Uluslararası güçlerin Suriye topraklarındaki varlığı da bir bakıma Kürtler arasındaki diyaloğa bağlıdır. Biz diyaloğu ne kadar başarıyla sonuçlandırırsak o kadar tehditleri bertaraf etmiş oluruz. Kürtler ne kadar bölünmüş olsa tehditte o kadar büyük olur. İstesek de istemesek de ABD ve Rusya bölgede bulunuyor. Suriye krizinin çözümü de uluslararası güçlerin elinde. Suriye topraklarında birçok güç var. Fakat biz Kürtlerin kendi arasındaki görüşmelere güveniyoruz. Tüm uluslararası güçlerden, başta da ABD ve Rusya’dan beklentimiz Suriye krizinin çözümünde bizim de göz önünde bulundurulmamızdır.

Halkın beklentisi de bu, siyasi partiler ve uluslararası güçler tarafından korunmak istiyorlar. Bu söyleşiyi soft bir soru ile sonlandırmak istiyorum. Çoğu kişi PYD’de Kürtlere ait herhangi bir işaret yok diyor. Hatta ne ulusal kimliği belli ki hangi ulustan olduğu anlaşıldın, ne de vatanı belli ki hangi vatandan olduğu bilinsin. Demokratik birlik Partisi nerede duruyor. Siz ne diyorsunuz?
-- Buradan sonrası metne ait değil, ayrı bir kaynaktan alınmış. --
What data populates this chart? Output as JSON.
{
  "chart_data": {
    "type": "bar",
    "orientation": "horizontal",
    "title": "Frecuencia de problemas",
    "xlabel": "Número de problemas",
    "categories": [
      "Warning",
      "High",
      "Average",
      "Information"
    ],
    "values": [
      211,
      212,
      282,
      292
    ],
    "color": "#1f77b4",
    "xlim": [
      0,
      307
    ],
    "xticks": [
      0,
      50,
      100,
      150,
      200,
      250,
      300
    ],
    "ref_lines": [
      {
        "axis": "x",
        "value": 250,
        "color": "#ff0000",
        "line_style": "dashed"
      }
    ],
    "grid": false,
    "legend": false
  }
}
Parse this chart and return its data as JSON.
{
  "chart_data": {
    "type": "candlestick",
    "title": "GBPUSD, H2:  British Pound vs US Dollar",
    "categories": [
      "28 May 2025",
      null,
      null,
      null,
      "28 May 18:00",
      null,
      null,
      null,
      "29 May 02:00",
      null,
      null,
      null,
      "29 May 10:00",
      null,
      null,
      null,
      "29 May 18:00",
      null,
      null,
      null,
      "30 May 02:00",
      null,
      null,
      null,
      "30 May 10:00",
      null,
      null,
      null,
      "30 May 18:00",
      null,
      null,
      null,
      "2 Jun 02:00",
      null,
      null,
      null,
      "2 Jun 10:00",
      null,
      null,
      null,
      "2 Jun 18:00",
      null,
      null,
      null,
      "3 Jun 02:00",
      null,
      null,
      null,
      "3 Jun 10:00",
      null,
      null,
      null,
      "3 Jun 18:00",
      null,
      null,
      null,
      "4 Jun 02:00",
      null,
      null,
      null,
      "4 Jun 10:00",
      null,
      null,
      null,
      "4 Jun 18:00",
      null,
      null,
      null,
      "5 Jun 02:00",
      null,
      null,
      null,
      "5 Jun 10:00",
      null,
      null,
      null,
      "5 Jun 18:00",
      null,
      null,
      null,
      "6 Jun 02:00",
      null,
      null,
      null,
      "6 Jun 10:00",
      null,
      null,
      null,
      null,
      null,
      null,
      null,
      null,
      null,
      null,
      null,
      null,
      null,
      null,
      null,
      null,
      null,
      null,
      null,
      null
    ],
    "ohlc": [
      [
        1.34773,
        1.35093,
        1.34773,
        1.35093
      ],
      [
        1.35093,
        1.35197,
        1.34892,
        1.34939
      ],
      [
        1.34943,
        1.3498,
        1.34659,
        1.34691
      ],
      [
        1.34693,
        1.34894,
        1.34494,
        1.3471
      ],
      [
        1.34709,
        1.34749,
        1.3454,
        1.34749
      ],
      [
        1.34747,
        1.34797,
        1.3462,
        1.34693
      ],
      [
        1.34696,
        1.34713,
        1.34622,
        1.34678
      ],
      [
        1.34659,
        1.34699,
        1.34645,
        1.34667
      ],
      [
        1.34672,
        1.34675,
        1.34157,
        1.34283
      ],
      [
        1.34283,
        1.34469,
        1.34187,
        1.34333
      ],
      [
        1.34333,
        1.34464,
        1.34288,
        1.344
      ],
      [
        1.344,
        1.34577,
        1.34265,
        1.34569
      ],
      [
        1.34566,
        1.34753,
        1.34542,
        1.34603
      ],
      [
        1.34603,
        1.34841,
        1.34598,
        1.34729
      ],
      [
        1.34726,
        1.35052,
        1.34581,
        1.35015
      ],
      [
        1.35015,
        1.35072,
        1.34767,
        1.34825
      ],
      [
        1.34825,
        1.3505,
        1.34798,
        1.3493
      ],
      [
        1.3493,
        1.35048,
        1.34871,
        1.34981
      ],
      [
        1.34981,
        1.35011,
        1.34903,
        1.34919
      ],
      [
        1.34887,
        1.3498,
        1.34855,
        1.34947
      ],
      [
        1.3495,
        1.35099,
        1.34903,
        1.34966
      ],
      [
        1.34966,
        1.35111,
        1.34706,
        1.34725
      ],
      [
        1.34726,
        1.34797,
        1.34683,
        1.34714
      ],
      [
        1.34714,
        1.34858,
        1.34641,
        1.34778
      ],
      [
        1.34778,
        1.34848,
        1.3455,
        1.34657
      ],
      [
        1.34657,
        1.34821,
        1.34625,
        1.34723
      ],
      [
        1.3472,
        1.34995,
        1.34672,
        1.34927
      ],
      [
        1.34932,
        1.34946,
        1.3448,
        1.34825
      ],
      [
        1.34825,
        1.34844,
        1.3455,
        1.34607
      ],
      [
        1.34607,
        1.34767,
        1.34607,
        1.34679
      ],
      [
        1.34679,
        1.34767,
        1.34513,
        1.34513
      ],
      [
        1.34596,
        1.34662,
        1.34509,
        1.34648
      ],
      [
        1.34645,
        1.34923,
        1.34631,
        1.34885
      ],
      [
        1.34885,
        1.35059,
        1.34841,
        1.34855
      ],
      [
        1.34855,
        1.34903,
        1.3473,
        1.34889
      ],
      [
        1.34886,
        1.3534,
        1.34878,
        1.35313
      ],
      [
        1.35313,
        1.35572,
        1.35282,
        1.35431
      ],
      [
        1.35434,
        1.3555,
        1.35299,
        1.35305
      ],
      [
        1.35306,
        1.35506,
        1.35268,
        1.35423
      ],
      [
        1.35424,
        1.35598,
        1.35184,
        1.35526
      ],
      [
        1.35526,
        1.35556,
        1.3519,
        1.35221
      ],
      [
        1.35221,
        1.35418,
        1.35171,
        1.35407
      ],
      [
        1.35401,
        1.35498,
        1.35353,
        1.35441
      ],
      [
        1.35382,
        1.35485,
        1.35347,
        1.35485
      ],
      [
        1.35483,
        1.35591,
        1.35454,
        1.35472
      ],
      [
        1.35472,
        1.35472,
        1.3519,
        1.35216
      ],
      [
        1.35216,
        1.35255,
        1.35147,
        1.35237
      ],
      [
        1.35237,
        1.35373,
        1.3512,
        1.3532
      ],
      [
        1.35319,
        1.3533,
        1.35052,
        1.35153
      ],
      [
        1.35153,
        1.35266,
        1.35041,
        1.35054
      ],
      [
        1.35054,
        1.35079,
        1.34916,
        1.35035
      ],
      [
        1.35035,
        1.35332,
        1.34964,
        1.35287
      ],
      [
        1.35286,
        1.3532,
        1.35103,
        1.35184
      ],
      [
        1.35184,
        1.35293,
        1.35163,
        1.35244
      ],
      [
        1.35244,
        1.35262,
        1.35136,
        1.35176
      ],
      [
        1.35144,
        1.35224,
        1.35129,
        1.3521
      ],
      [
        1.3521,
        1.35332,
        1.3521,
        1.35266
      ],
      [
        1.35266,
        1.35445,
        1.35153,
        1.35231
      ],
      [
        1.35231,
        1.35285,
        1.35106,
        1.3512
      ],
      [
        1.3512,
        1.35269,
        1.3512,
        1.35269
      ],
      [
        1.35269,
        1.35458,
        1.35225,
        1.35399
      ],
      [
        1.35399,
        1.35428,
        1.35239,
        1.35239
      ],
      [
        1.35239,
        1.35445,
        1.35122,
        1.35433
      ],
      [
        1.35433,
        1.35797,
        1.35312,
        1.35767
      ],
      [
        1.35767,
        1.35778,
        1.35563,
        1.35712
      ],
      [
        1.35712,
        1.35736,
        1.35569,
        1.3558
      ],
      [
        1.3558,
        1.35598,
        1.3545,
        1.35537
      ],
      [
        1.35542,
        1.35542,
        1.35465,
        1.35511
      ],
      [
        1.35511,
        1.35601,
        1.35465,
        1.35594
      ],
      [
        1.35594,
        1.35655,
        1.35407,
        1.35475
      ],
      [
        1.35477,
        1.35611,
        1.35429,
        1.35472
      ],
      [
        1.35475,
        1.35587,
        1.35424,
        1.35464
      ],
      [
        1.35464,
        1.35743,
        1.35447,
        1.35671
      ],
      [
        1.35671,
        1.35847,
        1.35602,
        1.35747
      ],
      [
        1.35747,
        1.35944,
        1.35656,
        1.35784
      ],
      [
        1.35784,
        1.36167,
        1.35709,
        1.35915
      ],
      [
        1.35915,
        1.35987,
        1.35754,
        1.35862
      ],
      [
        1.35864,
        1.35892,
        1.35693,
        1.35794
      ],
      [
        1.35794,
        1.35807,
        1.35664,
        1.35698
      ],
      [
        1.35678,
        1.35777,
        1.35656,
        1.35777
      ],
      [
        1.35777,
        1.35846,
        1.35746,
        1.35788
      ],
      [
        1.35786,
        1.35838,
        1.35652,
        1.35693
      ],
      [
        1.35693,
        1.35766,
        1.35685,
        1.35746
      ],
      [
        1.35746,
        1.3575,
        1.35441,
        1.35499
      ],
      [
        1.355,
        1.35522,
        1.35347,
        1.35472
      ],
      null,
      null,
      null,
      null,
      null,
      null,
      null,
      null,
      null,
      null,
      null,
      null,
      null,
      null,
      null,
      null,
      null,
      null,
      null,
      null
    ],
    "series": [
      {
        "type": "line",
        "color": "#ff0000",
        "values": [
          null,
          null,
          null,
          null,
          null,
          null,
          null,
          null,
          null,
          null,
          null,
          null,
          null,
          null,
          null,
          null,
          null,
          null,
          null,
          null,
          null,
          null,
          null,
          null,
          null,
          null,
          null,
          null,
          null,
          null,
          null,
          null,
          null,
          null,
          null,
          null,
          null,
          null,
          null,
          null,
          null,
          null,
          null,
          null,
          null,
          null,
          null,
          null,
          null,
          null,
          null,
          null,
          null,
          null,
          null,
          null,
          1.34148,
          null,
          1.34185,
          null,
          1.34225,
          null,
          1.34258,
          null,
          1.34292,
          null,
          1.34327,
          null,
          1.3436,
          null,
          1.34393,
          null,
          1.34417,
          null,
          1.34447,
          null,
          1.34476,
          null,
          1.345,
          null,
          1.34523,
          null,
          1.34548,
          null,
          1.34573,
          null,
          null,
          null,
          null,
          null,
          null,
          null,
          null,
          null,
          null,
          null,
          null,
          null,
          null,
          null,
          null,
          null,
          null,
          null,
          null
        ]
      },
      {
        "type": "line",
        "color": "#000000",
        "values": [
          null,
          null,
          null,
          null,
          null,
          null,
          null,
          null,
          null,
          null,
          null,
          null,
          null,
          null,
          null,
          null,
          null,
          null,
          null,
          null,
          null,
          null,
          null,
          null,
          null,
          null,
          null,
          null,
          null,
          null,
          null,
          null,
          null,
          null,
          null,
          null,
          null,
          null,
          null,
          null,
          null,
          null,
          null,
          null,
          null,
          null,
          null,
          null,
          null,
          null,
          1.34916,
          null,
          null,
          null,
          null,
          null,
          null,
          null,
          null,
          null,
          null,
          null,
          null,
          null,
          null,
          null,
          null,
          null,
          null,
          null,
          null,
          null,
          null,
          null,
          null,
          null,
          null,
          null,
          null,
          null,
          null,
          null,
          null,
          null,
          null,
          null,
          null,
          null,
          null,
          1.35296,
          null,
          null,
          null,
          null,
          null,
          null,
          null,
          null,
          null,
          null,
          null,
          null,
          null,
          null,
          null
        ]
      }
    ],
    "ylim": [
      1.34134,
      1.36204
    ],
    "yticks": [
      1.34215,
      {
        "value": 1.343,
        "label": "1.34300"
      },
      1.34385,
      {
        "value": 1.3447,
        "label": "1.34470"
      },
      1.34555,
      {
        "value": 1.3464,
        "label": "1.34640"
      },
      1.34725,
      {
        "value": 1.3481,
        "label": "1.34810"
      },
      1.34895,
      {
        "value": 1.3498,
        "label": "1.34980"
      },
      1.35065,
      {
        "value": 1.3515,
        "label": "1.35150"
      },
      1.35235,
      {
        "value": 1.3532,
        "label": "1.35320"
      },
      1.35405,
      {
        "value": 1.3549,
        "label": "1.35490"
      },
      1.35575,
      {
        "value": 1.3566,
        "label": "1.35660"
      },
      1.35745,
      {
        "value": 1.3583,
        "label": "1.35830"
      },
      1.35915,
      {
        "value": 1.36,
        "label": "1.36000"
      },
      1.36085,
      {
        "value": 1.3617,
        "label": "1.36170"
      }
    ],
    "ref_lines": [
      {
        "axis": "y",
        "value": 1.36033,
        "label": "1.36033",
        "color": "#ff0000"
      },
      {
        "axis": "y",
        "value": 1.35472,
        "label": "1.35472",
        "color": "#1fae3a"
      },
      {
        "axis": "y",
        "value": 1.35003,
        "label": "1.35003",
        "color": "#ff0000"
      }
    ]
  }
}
İyi, iyi bir soru. Demokratik Birlik partisi PYD, bu Kürt olduğunu gösteriyor fakat ırkçı olduğu anlamına gelmiyor, çünkü içinde Süryaniler ve Araplar da var. demokratik bir projemiz var ve tüm Suriye’yi içine alan bir proje. Biz Suriyeli bir parti gibi büyük bir rol oynamak istiyoruz. Özellikle Kürtler için demeden tüm kesimlerin içinde yer aldığı bir oluşum. PYD Kürtler, Süryaniler ve Araplar içindir aynı zamanda. Bu nedenle biz mücadelemizi kendi prensiplerimize göre yürüteceğiz. Bizim prensiplerimiz insanidir, herkes de bunu biliyor. Kavmiyetçiliğin ömrü çok kalmamış deniyor, biz de bunu doğru görüyoruz. Her kes “benim ulusum” derse o zaman bu bir sorun olur. Fakat biz farklı renklerin varlığını savunuyoruz. Kürt halkı binlerce yıllık bir geçmişe sahip. Varlığını nasıl koruyabiliriz? Bunun yanında Süryaniler var, Araplar var. Bir parti programı içerisinde tüm halkların varlığını nasıl muhafaza edebiliriz, buna bakıyoruz. Bazıları bunu kasıtlı söylüyor ama ben yine de Demokratik Birlik Partisi PYD isminin Kürtçe olduğunu söylüyorum.